Rin krallte die Finger in das Geländer "Du willst also wissen, was los ist", knurrte das Mädchen. Ihre Stimme wurde lauter, sie drehte sich zu ihrer Mutter und blaffte: "Takeshi hat mit mir Schluss gemacht, das ist los! Bist du jetzt zufrieden?!"

Ihre Mutter blickte sie perplex an. "Aber-"

"Du brauchst dir also keine Sorgen mehr machen, dass ich die Schule vernachlässigen könnte. Ich werde meine gesamte Freizeit mit Lernen verbringen, um dichglücklich zu machen. Ich hoffe, du bist jetzt zufrieden."

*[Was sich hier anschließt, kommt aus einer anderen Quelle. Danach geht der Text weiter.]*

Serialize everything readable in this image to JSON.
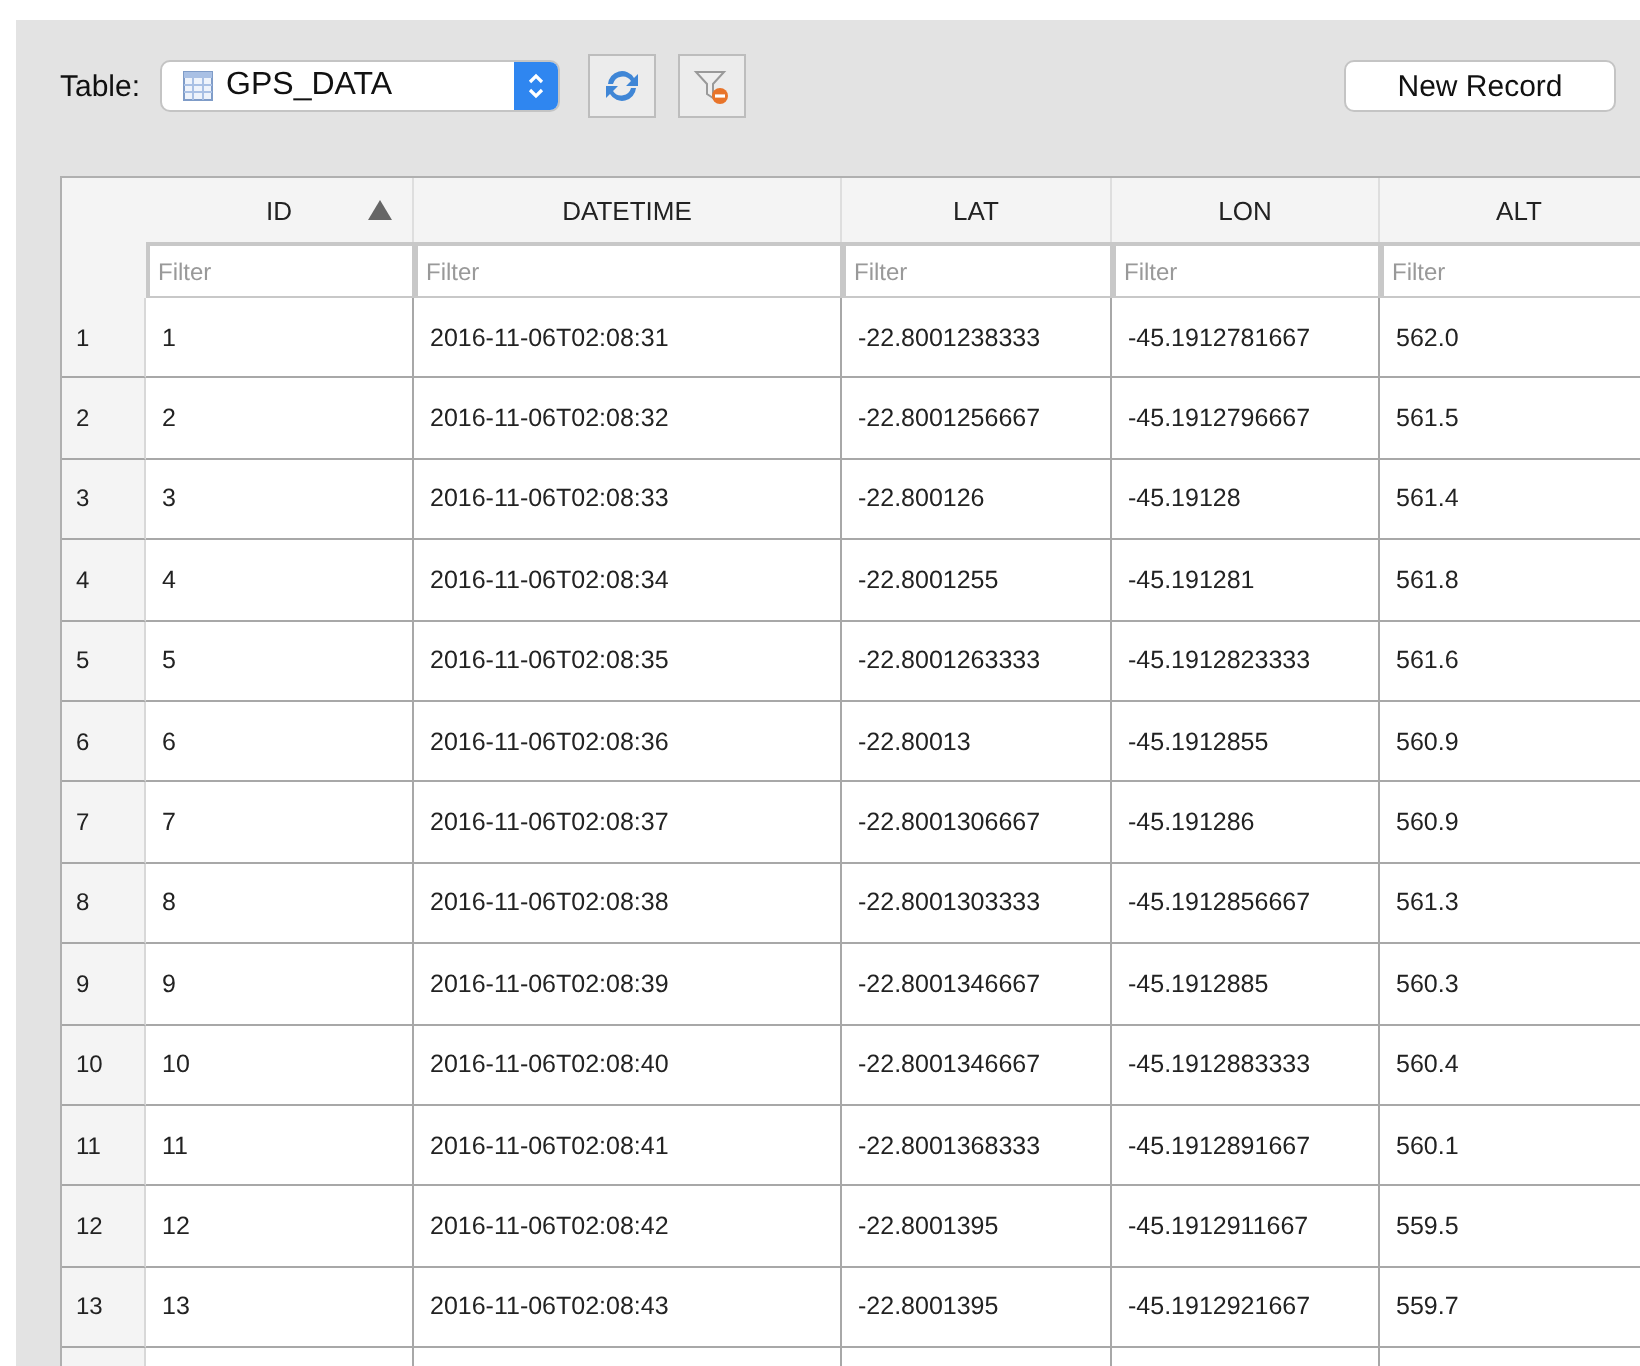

"Das ist nicht fair", hauchte ihre Mutter, als Rin bereits in ihr Zimmer gerannt war, die Tür lauthals zugeschlagen hatte. Sie wusste, dass ihre Mutter nichts dafür konnte. Die letzten Tage war sie noch fürsorglicher und rücksichtsvoller gewesen. Aber das war nicht das, was das Mädchen brauchte. Die Schultasche auf den Boden geschmissen, lief sie aufs Bett zu und griff nach dem blau-weißen Kuschelkissen, das sie vor vielen Jahren von ihrer Freundin zum Geburtstag bekommen hatte. Eigentlich war das Kissen mit dem blauäugigen weißen Drachen nur ein Spaßgeschenk der Schwarzhaarigen gewesen. Lumina hatte zu Weihnachten ein ähnliches Kissen, bloß mit dem schwarzen Magier als Motiv, bekommen. Für den Moment, in dem sie am liebsten das Gesicht in das Kissen drucken wollte, bis sie keine Luft mehr bekäme, tat seine Wärme gut. Das flauschige Material schmiegte sich an ihre Wange, dass Rin gut ihre Tränen unter Kontrolle hatte. Sie tat einen tiefen Atemzug. Dann klopfte es an die Tür. Rin wollte ihre Mutter noch nicht sehen, dafür war sie eindeutig noch nicht bereit. Ohne eine Antwort abzuwarten wurde die Klinke herunter gedrückt und ihr Vater stand unter dem Rahmen.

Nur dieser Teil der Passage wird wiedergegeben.